La mujer frunció el ceño levemente. Parecía a punto de vomitar; tenía la cara del color y la textura de la masa rancia, y el pelo grasiento y lacio.

—¿Qué anciano?

—La última vez que estuve aquí me habló usted de un anciano que había ido asesinado.

—No.

—Me dijo que vivía cerca de la plazoleta contigua.

—Pues no me acuerdo.

—Pero si me lo dijo claramente…

En la cocina, algo cayó al suelo y se rompió. Anne—Marie dio un respingo, pero no se apartó de la puerta; con el brazo le impedía a Helen entrar en la casa. El vestíbulo estaba lleno de juguetes del niño mordidos y rotos.

—¿Se encuentra bien?

Anne—Marie asintió y luego le dijo:

—Tengo que hacer.

—¿Y no se acuerda de haberme contado lo del anciano?

—Lo entendería mal —repuso Anne—Marie, y luego, bajando la voz, agregó—: No debio haber venido. Todo el mundo lo sabe.

—¿Sabe qué?

La mujer se había puesto a temblar.

—¿Es que no lo entiende? ¿Se cree que la gente no se fija?
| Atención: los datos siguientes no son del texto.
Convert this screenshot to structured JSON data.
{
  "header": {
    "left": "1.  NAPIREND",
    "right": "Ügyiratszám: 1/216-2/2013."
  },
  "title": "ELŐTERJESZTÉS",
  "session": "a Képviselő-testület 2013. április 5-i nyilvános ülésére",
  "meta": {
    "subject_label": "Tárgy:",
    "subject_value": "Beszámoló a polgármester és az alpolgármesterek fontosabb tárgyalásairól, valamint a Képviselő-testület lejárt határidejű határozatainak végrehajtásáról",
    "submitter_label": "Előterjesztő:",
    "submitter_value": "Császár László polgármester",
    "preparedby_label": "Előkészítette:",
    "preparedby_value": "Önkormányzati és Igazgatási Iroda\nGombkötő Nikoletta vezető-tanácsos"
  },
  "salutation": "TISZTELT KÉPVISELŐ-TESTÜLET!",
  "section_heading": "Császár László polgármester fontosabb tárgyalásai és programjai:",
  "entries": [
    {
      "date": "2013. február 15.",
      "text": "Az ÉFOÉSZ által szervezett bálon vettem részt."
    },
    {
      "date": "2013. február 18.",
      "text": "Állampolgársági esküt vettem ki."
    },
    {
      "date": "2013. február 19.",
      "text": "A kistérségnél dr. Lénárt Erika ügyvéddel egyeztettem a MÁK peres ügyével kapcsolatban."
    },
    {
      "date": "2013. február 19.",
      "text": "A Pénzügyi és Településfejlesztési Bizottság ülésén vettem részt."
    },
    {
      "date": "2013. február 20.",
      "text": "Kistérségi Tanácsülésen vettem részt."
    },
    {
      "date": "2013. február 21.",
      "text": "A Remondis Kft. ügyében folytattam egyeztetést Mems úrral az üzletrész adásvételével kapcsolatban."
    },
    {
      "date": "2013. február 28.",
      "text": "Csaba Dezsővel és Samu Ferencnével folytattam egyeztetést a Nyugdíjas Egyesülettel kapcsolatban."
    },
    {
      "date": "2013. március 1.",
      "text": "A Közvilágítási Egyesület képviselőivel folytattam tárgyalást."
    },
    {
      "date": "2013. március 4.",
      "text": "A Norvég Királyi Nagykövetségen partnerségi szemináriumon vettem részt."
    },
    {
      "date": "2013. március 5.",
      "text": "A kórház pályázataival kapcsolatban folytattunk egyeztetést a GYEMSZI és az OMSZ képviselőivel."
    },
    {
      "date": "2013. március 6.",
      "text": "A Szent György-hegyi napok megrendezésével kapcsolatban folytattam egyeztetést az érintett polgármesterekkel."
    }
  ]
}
—¿Qué importancia tiene? Lo único que le pregunto es…

—Yo no sé nada —reiteró Anne—Marie—. Sea lo que fuere lo que le dije, le mentí.

—Bueno, gracias de todos modos —replicó Helen, demasiado perpleja por el cambio de actitud de Anne—Marie como para insistir.
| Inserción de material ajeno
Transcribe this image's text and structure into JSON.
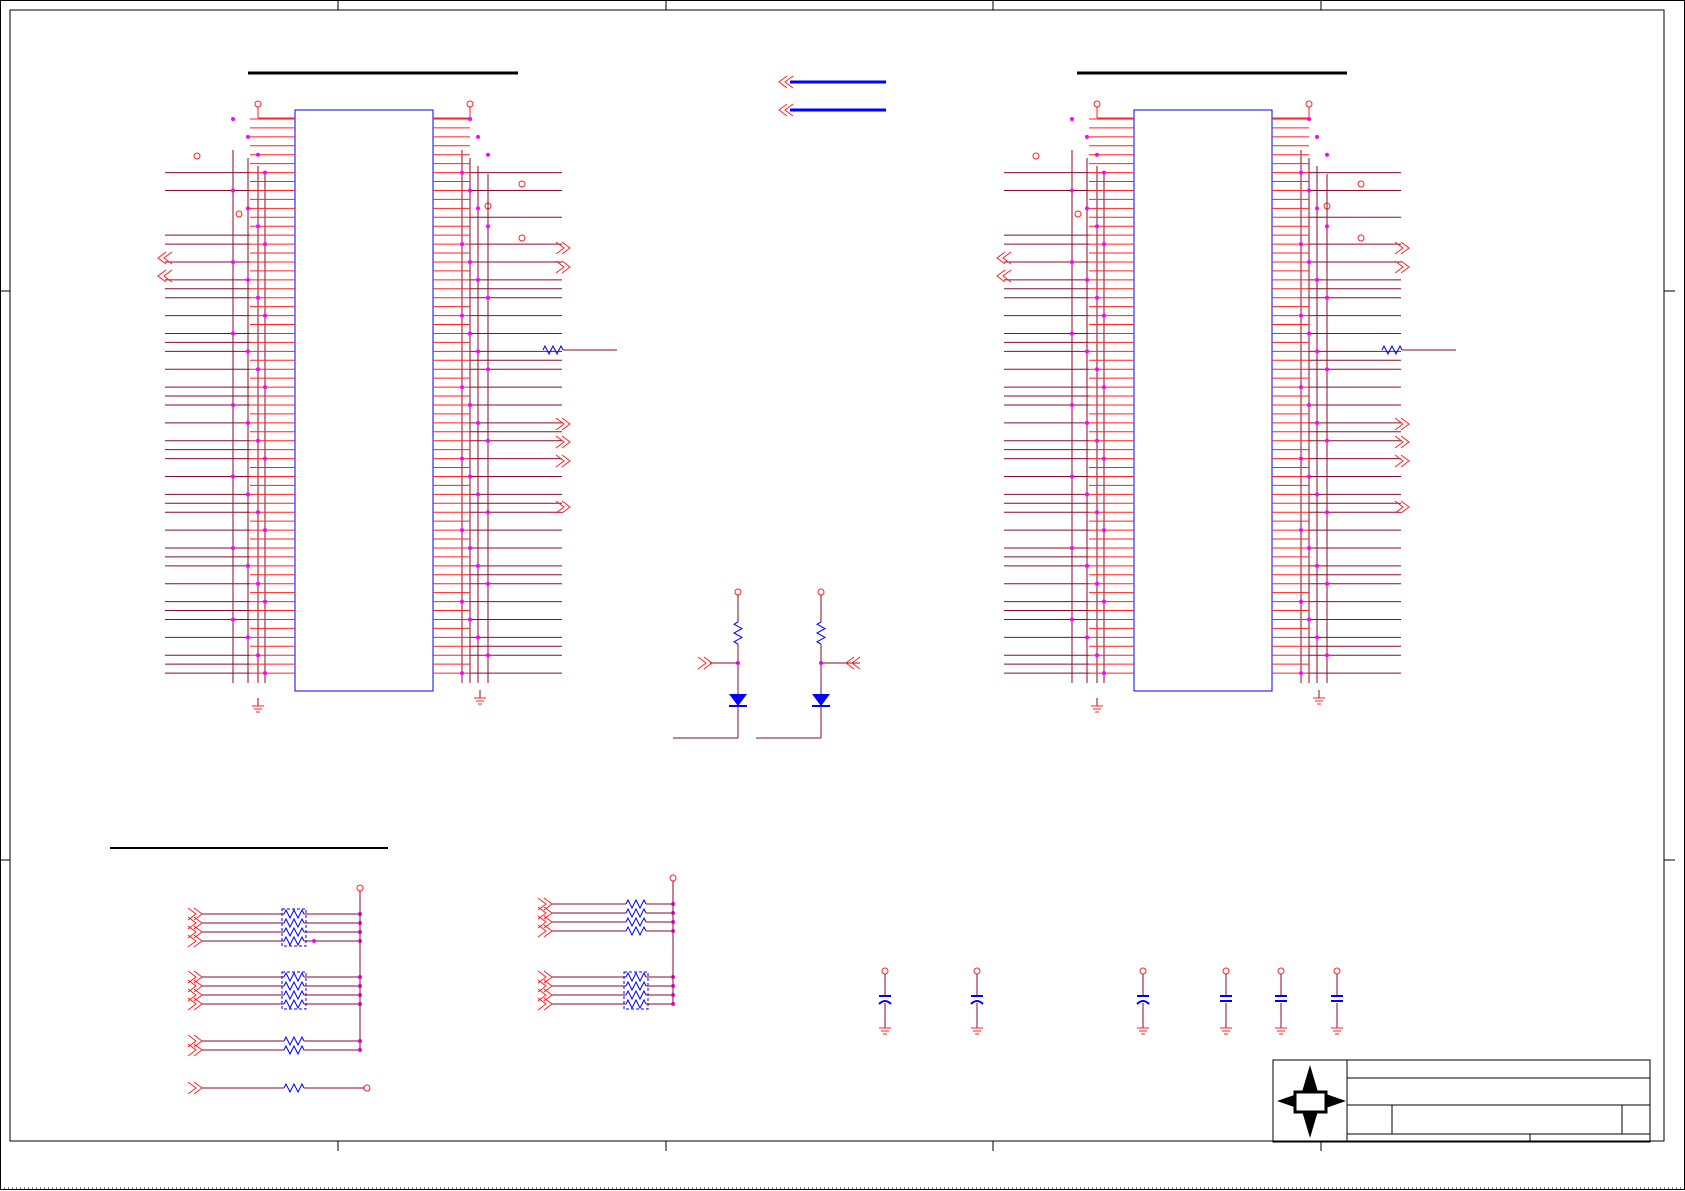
{
  "sheet": {
    "colors": {
      "wire": "#8b0a2b",
      "pin": "#ff2222",
      "component": "#0000ff",
      "junction": "#ff00ff",
      "power": "#ff2222",
      "border": "#000000"
    },
    "icons": [
      "connector-left-arrow-icon",
      "connector-right-arrow-icon",
      "resistor-icon",
      "led-icon",
      "capacitor-icon",
      "ground-icon",
      "power-rail-icon",
      "compass-logo-icon"
    ],
    "blocks": {
      "left_ic": {
        "pins_per_side": 32
      },
      "right_ic": {
        "pins_per_side": 32
      },
      "led_pair": {
        "count": 2
      },
      "resistor_banks": {
        "groups": 4
      },
      "decoupling_caps": {
        "count": 6
      }
    },
    "title_block": {}
  }
}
En cuanto se hubo apartado de la puerta, oyo el chasquido de la llave en la cerradura.

Aquella conversación fue una de las diversas desilusiones que experimentaría esa mañana. Regresó a la hilera de tiendas y visitó el supermercado del que Josie le hablara. Allí preguntó por los lavabos públicos y su reciente historia. El supermercado había cambiado de dueño el mes anterior, y el nuevo propietario, un paquistaní taciturno, insistió en que no sabía nada de cuándo y como habían clausurado los lavabos. Mientras preguntaba, notó que los demás clientes de la tienda la estudiaban; se sintió como una paria. Esa sensación se hizo más fuerte cuando, después de abandonar el supermercado, vio a Josie salir de la lavandería y la llamó; la mujer apuró el paso y se perdió en la maraña de corredores. Helen la siguió, pero perdió su presa y el sentido de la orientación.
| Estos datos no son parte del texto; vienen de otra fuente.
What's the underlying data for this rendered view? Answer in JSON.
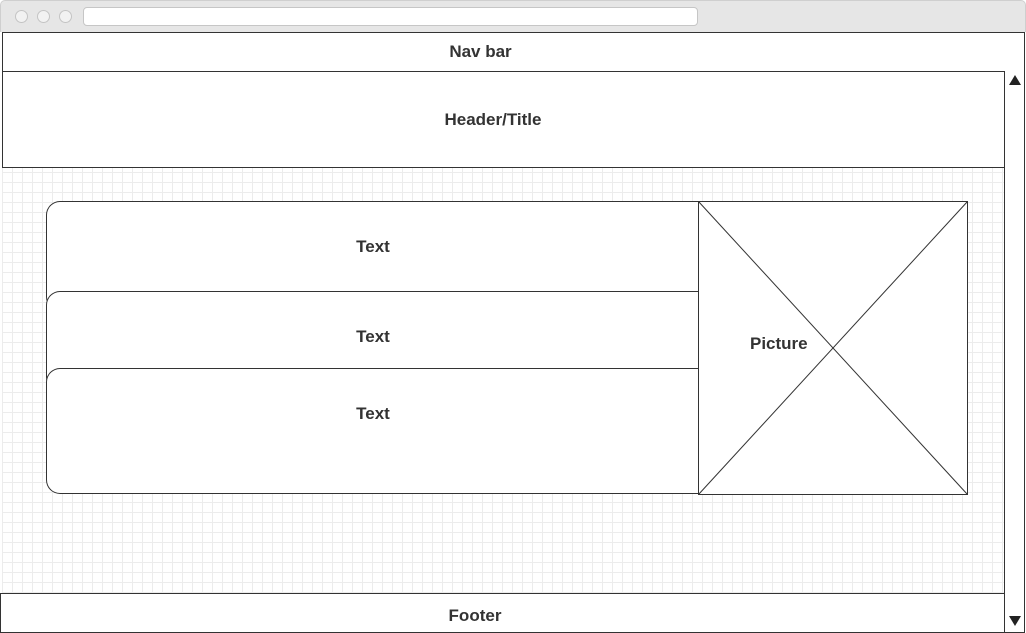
{
  "navbar": {
    "label": "Nav bar"
  },
  "header": {
    "label": "Header/Title"
  },
  "text_blocks": [
    {
      "label": "Text"
    },
    {
      "label": "Text"
    },
    {
      "label": "Text"
    }
  ],
  "picture": {
    "label": "Picture"
  },
  "footer": {
    "label": "Footer"
  },
  "icons": {
    "scroll_up": "triangle-up",
    "scroll_down": "triangle-down",
    "window_controls": "circle"
  },
  "colors": {
    "outline": "#333333",
    "grid": "#ececec",
    "chrome": "#e6e6e6"
  }
}
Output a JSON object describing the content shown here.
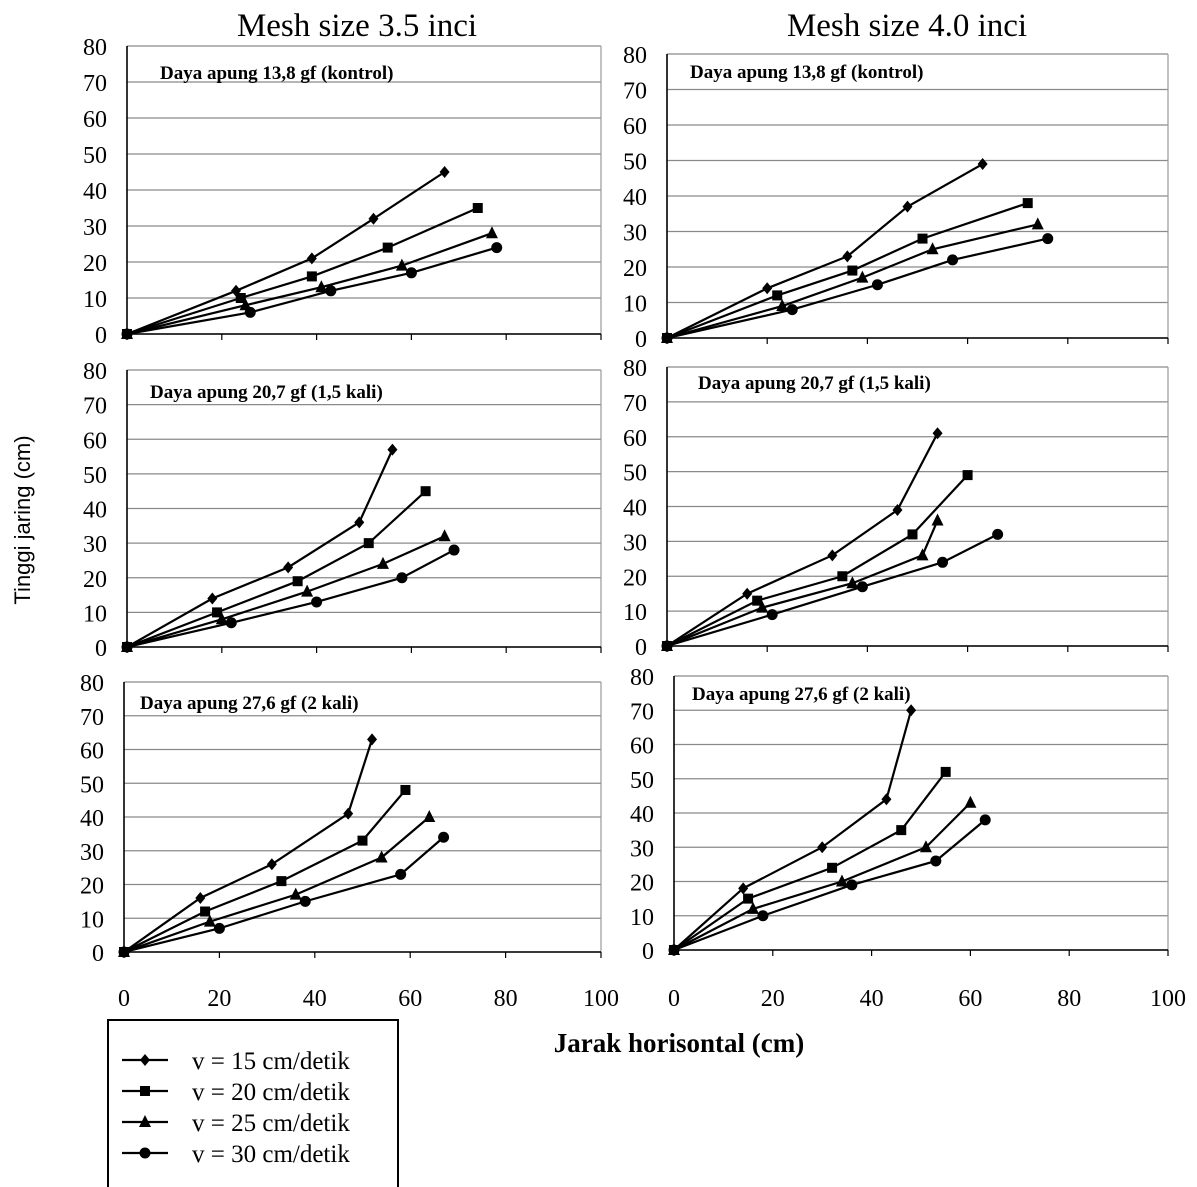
{
  "figure": {
    "column_titles": [
      "Mesh size 3.5 inci",
      "Mesh size 4.0 inci"
    ],
    "ylabel": "Tinggi jaring (cm)",
    "xlabel": "Jarak horisontal (cm)",
    "x_ticks": [
      0,
      20,
      40,
      60,
      80,
      100
    ],
    "y_ticks": [
      0,
      10,
      20,
      30,
      40,
      50,
      60,
      70,
      80
    ],
    "legend": [
      {
        "label": "v = 15 cm/detik",
        "marker": "diamond"
      },
      {
        "label": "v = 20 cm/detik",
        "marker": "square"
      },
      {
        "label": "v = 25 cm/detik",
        "marker": "triangle"
      },
      {
        "label": "v = 30 cm/detik",
        "marker": "circle"
      }
    ]
  },
  "chart_data": [
    {
      "type": "line",
      "title": "Daya apung 13,8 gf (kontrol)",
      "column": "Mesh size 3.5 inci",
      "xlim": [
        0,
        100
      ],
      "ylim": [
        0,
        80
      ],
      "grid": "horizontal",
      "series": [
        {
          "label": "v = 15 cm/detik",
          "marker": "diamond",
          "x": [
            0,
            23,
            39,
            52,
            67
          ],
          "y": [
            0,
            12,
            21,
            32,
            45
          ]
        },
        {
          "label": "v = 20 cm/detik",
          "marker": "square",
          "x": [
            0,
            24,
            39,
            55,
            74
          ],
          "y": [
            0,
            10,
            16,
            24,
            35
          ]
        },
        {
          "label": "v = 25 cm/detik",
          "marker": "triangle",
          "x": [
            0,
            25,
            41,
            58,
            77
          ],
          "y": [
            0,
            8,
            13,
            19,
            28
          ]
        },
        {
          "label": "v = 30 cm/detik",
          "marker": "circle",
          "x": [
            0,
            26,
            43,
            60,
            78
          ],
          "y": [
            0,
            6,
            12,
            17,
            24
          ]
        }
      ]
    },
    {
      "type": "line",
      "title": "Daya apung 13,8 gf (kontrol)",
      "column": "Mesh size 4.0 inci",
      "xlim": [
        0,
        100
      ],
      "ylim": [
        0,
        80
      ],
      "grid": "horizontal",
      "series": [
        {
          "label": "v = 15 cm/detik",
          "marker": "diamond",
          "x": [
            0,
            20,
            36,
            48,
            63
          ],
          "y": [
            0,
            14,
            23,
            37,
            49
          ]
        },
        {
          "label": "v = 20 cm/detik",
          "marker": "square",
          "x": [
            0,
            22,
            37,
            51,
            72
          ],
          "y": [
            0,
            12,
            19,
            28,
            38
          ]
        },
        {
          "label": "v = 25 cm/detik",
          "marker": "triangle",
          "x": [
            0,
            23,
            39,
            53,
            74
          ],
          "y": [
            0,
            9,
            17,
            25,
            32
          ]
        },
        {
          "label": "v = 30 cm/detik",
          "marker": "circle",
          "x": [
            0,
            25,
            42,
            57,
            76
          ],
          "y": [
            0,
            8,
            15,
            22,
            28
          ]
        }
      ]
    },
    {
      "type": "line",
      "title": "Daya apung 20,7 gf (1,5 kali)",
      "column": "Mesh size 3.5 inci",
      "xlim": [
        0,
        100
      ],
      "ylim": [
        0,
        80
      ],
      "grid": "horizontal",
      "series": [
        {
          "label": "v = 15 cm/detik",
          "marker": "diamond",
          "x": [
            0,
            18,
            34,
            49,
            56
          ],
          "y": [
            0,
            14,
            23,
            36,
            57
          ]
        },
        {
          "label": "v = 20 cm/detik",
          "marker": "square",
          "x": [
            0,
            19,
            36,
            51,
            63
          ],
          "y": [
            0,
            10,
            19,
            30,
            45
          ]
        },
        {
          "label": "v = 25 cm/detik",
          "marker": "triangle",
          "x": [
            0,
            20,
            38,
            54,
            67
          ],
          "y": [
            0,
            8,
            16,
            24,
            32
          ]
        },
        {
          "label": "v = 30 cm/detik",
          "marker": "circle",
          "x": [
            0,
            22,
            40,
            58,
            69
          ],
          "y": [
            0,
            7,
            13,
            20,
            28
          ]
        }
      ]
    },
    {
      "type": "line",
      "title": "Daya apung 20,7 gf (1,5 kali)",
      "column": "Mesh size 4.0 inci",
      "xlim": [
        0,
        100
      ],
      "ylim": [
        0,
        80
      ],
      "grid": "horizontal",
      "series": [
        {
          "label": "v = 15 cm/detik",
          "marker": "diamond",
          "x": [
            0,
            16,
            33,
            46,
            54
          ],
          "y": [
            0,
            15,
            26,
            39,
            61
          ]
        },
        {
          "label": "v = 20 cm/detik",
          "marker": "square",
          "x": [
            0,
            18,
            35,
            49,
            60
          ],
          "y": [
            0,
            13,
            20,
            32,
            49
          ]
        },
        {
          "label": "v = 25 cm/detik",
          "marker": "triangle",
          "x": [
            0,
            19,
            37,
            51,
            54
          ],
          "y": [
            0,
            11,
            18,
            26,
            36
          ]
        },
        {
          "label": "v = 30 cm/detik",
          "marker": "circle",
          "x": [
            0,
            21,
            39,
            55,
            66
          ],
          "y": [
            0,
            9,
            17,
            24,
            32
          ]
        }
      ]
    },
    {
      "type": "line",
      "title": "Daya apung 27,6 gf (2 kali)",
      "column": "Mesh size 3.5 inci",
      "xlim": [
        0,
        100
      ],
      "ylim": [
        0,
        80
      ],
      "grid": "horizontal",
      "series": [
        {
          "label": "v = 15 cm/detik",
          "marker": "diamond",
          "x": [
            0,
            16,
            31,
            47,
            52
          ],
          "y": [
            0,
            16,
            26,
            41,
            63
          ]
        },
        {
          "label": "v = 20 cm/detik",
          "marker": "square",
          "x": [
            0,
            17,
            33,
            50,
            59
          ],
          "y": [
            0,
            12,
            21,
            33,
            48
          ]
        },
        {
          "label": "v = 25 cm/detik",
          "marker": "triangle",
          "x": [
            0,
            18,
            36,
            54,
            64
          ],
          "y": [
            0,
            9,
            17,
            28,
            40
          ]
        },
        {
          "label": "v = 30 cm/detik",
          "marker": "circle",
          "x": [
            0,
            20,
            38,
            58,
            67
          ],
          "y": [
            0,
            7,
            15,
            23,
            34
          ]
        }
      ]
    },
    {
      "type": "line",
      "title": "Daya apung 27,6 gf (2 kali)",
      "column": "Mesh size 4.0 inci",
      "xlim": [
        0,
        100
      ],
      "ylim": [
        0,
        80
      ],
      "grid": "horizontal",
      "series": [
        {
          "label": "v = 15 cm/detik",
          "marker": "diamond",
          "x": [
            0,
            14,
            30,
            43,
            48
          ],
          "y": [
            0,
            18,
            30,
            44,
            70
          ]
        },
        {
          "label": "v = 20 cm/detik",
          "marker": "square",
          "x": [
            0,
            15,
            32,
            46,
            55
          ],
          "y": [
            0,
            15,
            24,
            35,
            52
          ]
        },
        {
          "label": "v = 25 cm/detik",
          "marker": "triangle",
          "x": [
            0,
            16,
            34,
            51,
            60
          ],
          "y": [
            0,
            12,
            20,
            30,
            43
          ]
        },
        {
          "label": "v = 30 cm/detik",
          "marker": "circle",
          "x": [
            0,
            18,
            36,
            53,
            63
          ],
          "y": [
            0,
            10,
            19,
            26,
            38
          ]
        }
      ]
    }
  ]
}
Frustrada y al borde de las lágrimas, permaneció entre un montón de bolsas de basura desparramadas y sintió una oleada de indignación por haber sido tan estúpida. No pertenecía a aquel lugar. ¿Cuántas veces había criticado a otras personas por la presunción de sostener que comprendían una sociedad a la que habían visto de lejos? Allí estaba ella, cometiendo el mismo error, yendo a aquel barrio con su cámara y sus preguntas, utilizando las vidas (y las muertes) de esas gentes como material de conversación en las reuniones sociales. No culpaba a Anne—Marie por volverle la espalda; ¿acaso se merecía algo mejor?